Regarding this development, geopolitical factors have significantly played a critical role in moulding this relationship as Russia wanted to maintain its global clout in the Balkans and counteract the growing EU and NATO involvement there. Russia had been in the position of favouring political and diplomatic assistance to Serbia throughout the genocide and used its veto power multiple times to prevent stronger international penalties on Serbia at the United Nations Security Council. It is also worth noting that Russia’s backing for Serbia was not constant; there were times when they encouraged Miloevi to call off military operations and negotiate peace. However, Officials in Russia, on the other hand, have said that their backing was motivated by a desire to head off a Western intervention that they think would have only made things worse. Some academics argue that Russia’s backing unintentionally aided in the ethnic cleansing of Bosnia and Herzegovina, adding to the complexity of this relationship.
The Ukraine War and the Shift in the Serbia-West Relationship: Geopolitics Matters
Serbia has not been a grim enemy of the West, nor an eternal friend of Russia, rather different regimes in the country tried to balance both powers. Things remarkably started shifting after Serbia applied for EU membership in 2009 while continuing its moral support for Russia in every aspect of world politics. In this regard, the recent developments given rise by the Ukraine war are gradually heading Serbia to be a closer ally of the EU, although the country did not impose any embargo on Russia and is still maintaining a sound rapport with Putin. Since Vucic’s ascension to power a decade ago, Serbia has pretended to be on neither Russia’s nor the EU’s side. He has effectively used the rivalry between the two groups to bolster Serbia’s position in negotiations over energy, security, and EU membership, and to keep five EU nations to prolong their recognition of Kosovo. Serbia, the largest receiver of EU assistance in the Balkans and a leading candidate to join the EU by 2025, has benefited greatly from this strategy.
But the intriguing matter is the West is now craving for becoming a stronger and time-tested ally of the Balkan country. Is not it very thought-provoking to experience the moral shift of the West? The EU and NATO, which have always been vocal against Serbia regarding the Bosnian genocide, are now gradually pursuing closer ties due to the rise of geopolitical dynamics posed by the Ukraine war. Although the Balkan country has long been awaiting EU membership for its geopolitical interests, the West also nowadays seems to be more inquisitive in seizing the geopolitical interests in the region. As a result of Russia’s invasion of Ukraine, the European Union is now more aware of the importance of the Western Balkans and the potential that Moscow could leverage against the West.

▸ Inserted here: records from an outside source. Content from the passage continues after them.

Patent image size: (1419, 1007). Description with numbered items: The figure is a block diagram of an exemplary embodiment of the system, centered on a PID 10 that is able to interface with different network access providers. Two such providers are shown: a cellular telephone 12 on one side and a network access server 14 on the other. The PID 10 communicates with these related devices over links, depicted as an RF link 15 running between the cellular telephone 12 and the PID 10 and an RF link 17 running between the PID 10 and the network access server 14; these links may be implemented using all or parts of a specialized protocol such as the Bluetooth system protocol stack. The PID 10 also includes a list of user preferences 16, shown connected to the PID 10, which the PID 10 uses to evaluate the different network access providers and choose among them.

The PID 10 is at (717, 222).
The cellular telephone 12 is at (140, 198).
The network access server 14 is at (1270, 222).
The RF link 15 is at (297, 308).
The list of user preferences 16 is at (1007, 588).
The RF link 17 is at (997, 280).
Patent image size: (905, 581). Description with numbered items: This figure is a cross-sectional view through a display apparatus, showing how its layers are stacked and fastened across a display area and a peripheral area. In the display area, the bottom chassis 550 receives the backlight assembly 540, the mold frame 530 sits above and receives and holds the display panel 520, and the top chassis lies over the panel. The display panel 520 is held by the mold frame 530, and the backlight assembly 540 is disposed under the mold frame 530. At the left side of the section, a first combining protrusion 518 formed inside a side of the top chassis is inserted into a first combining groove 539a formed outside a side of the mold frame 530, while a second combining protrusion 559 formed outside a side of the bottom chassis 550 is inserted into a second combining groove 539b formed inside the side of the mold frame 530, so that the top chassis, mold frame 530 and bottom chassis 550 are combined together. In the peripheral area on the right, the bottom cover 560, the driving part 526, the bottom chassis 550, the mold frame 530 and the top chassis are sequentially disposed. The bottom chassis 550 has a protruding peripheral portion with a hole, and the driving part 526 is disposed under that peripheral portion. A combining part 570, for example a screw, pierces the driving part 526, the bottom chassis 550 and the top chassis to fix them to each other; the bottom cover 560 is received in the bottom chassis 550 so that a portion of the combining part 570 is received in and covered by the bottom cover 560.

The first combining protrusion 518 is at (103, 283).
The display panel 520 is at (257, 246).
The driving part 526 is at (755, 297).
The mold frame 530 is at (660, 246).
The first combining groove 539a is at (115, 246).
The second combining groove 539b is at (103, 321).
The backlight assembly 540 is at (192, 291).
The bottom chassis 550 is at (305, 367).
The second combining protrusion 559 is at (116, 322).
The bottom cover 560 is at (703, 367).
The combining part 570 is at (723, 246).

The EU, however, has exhibited fewer concerns and pursued a policy of distancing itself from the Balkans for years. In this respect, the Ukraine war is working out as a catalyst factor to make the parties feel the need of strengthening the ties with a view to securing geopolitical interests in the Balkan region keeping aside all the previous stains imposed on the country. In a nutshell, geopolitical matters have become the core drivers to bring about the shift, in which the moral stance of the West regarding the genocide, is likely to be lost to the geopolitical gains of them in the region.